The omentum has been observed to be a frequent site of metastatic disease for many cancers. In animals, malignant cells inoculated into the peritoneal cavity preferentially infiltrate the milky spots in the omentum and grow into distinct metastic 48). The omentum appears capable of supporting not only malignant cells in the milky spots but free intraperitoneal cells. It achieves this due to its intrinsic angiogenic properties. In animals, removing the omentum impacts on the survival of free intraperitoneal malignant cells and there by reduces the rate of local recurrence 49). Because of these observations, the omentum is frequently removed as part of resections for malignancies of various intra abdominal organs 50).
Ovarian cancers, in particular, are characterized by their tendency to spread intraperitoneally and involve the omentum. Hence, there has evolved a general consensus that surgical management of ovarian cancer should include optimal cytoreduction 51).
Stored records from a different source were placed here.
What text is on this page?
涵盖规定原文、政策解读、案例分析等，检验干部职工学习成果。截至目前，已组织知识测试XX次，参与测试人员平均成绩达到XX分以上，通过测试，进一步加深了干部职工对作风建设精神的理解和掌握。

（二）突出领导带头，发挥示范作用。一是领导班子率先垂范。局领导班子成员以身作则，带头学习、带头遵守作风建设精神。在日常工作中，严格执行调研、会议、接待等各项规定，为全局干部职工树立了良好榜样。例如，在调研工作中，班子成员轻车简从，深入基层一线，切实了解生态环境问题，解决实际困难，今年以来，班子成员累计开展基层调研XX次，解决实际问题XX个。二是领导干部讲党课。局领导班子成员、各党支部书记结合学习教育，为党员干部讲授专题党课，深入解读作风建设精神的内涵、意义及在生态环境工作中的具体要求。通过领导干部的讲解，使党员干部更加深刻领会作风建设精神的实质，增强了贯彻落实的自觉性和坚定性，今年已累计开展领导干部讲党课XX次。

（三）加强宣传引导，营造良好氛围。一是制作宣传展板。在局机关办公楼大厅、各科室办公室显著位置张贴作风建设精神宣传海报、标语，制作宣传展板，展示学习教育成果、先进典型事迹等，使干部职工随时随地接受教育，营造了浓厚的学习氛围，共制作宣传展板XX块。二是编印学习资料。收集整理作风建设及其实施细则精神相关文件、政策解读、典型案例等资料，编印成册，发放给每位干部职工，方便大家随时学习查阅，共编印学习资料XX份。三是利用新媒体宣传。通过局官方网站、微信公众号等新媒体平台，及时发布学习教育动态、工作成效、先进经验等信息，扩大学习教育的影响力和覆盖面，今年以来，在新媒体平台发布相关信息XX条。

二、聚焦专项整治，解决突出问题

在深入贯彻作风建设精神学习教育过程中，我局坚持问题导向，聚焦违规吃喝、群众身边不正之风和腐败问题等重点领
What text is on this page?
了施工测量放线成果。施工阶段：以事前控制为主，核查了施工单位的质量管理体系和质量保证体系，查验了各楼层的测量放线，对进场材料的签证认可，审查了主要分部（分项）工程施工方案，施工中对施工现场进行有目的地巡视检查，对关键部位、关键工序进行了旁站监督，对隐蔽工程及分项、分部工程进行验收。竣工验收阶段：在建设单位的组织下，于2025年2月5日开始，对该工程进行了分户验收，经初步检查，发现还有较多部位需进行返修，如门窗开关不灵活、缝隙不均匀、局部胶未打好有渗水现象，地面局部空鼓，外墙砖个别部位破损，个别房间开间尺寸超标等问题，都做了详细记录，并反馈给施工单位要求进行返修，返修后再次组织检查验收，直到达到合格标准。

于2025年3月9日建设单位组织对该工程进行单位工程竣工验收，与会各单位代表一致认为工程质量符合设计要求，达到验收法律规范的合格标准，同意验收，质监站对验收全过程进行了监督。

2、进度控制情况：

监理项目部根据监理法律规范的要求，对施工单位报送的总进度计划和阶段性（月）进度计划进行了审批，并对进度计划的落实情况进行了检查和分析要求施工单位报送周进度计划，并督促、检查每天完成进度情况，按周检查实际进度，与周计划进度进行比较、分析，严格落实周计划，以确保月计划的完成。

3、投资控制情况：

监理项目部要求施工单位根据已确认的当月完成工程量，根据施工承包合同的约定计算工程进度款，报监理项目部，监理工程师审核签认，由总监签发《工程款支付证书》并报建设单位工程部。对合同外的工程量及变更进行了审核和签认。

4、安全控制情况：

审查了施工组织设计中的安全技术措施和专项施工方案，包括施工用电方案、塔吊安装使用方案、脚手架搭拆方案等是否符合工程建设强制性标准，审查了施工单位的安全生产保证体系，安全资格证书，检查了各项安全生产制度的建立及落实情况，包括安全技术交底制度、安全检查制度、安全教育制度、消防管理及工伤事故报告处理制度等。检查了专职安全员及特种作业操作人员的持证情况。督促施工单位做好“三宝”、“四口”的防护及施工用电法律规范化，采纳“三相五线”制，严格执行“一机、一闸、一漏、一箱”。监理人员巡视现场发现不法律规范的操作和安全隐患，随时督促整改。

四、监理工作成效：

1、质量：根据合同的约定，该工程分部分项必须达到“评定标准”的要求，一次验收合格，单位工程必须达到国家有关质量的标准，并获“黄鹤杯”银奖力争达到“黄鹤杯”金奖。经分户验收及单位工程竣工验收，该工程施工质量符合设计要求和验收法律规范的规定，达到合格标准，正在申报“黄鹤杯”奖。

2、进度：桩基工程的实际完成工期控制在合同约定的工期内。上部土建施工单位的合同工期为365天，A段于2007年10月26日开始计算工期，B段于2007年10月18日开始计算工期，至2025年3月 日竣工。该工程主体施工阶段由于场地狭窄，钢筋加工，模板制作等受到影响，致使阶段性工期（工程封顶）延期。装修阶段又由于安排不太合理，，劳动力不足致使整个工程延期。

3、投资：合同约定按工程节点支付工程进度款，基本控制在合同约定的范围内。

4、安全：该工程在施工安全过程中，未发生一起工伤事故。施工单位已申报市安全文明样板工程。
The minimum surgical requirements of this are to perform a total abdominal hysterectomy, bilateral salpingo-oophorectomy, and omentectomy. The apparent value of performing an omentectomy is that it provides staging information and selects patients for adjuvant chemotherapy 52). In addition, in patients with advanced disease, there appears to be a survival advantage in debulking tumour deposits 53). Nonetheless, with borderline ovarian tumours, omentectomy is also frequently advocated but the evidence to support this remains limited 54).
The removal of the omentum in patients with ovarian cancer is not universal. In 1993, a United states national survey of the treatment of patients with ovarian cancer concluded that out of a total of 12, 316 patients with ovarian cancer, the requirements for what were defined as a minimum surgical resection were met in only around 60% of patients (bilateral salpingo-oophorectomy 67%; abdominal hy sterectomy 55%; and omentectomy, 59%) 55). Another analysis of omentectomy in patients with ovarian cancer found that the mean omentectomy size was only 203.5 cm2 (normal omentum = 792 cm2), and secondary ovarian cancer was present in 61%. Thus the optimal extent of omental resection and histological examination remains to be clearly defined 56).
The omentum is intimately associated with the stomach and the gastric lymphatic drainage. Therefore, it is invariably removed as part of a curative resection for gastric cancer 57). Nonetheless, there is no clear evidence to provide guidance as to the extent of such a resection, and whether the entire omentum has to be removed 58). Pseudomyxoma peritonei is a rare neoplasm characterized by mucinous ascites and the mucinous involement of peritoneal surfaces, omentum and bowel loops. Usually pseudomyxoma peritonei is associated with benign or malignant mucinous tumor of the appendix or ovary, and cytoreductive resections, including omentectomy, are advocated as the treatment of choice 59).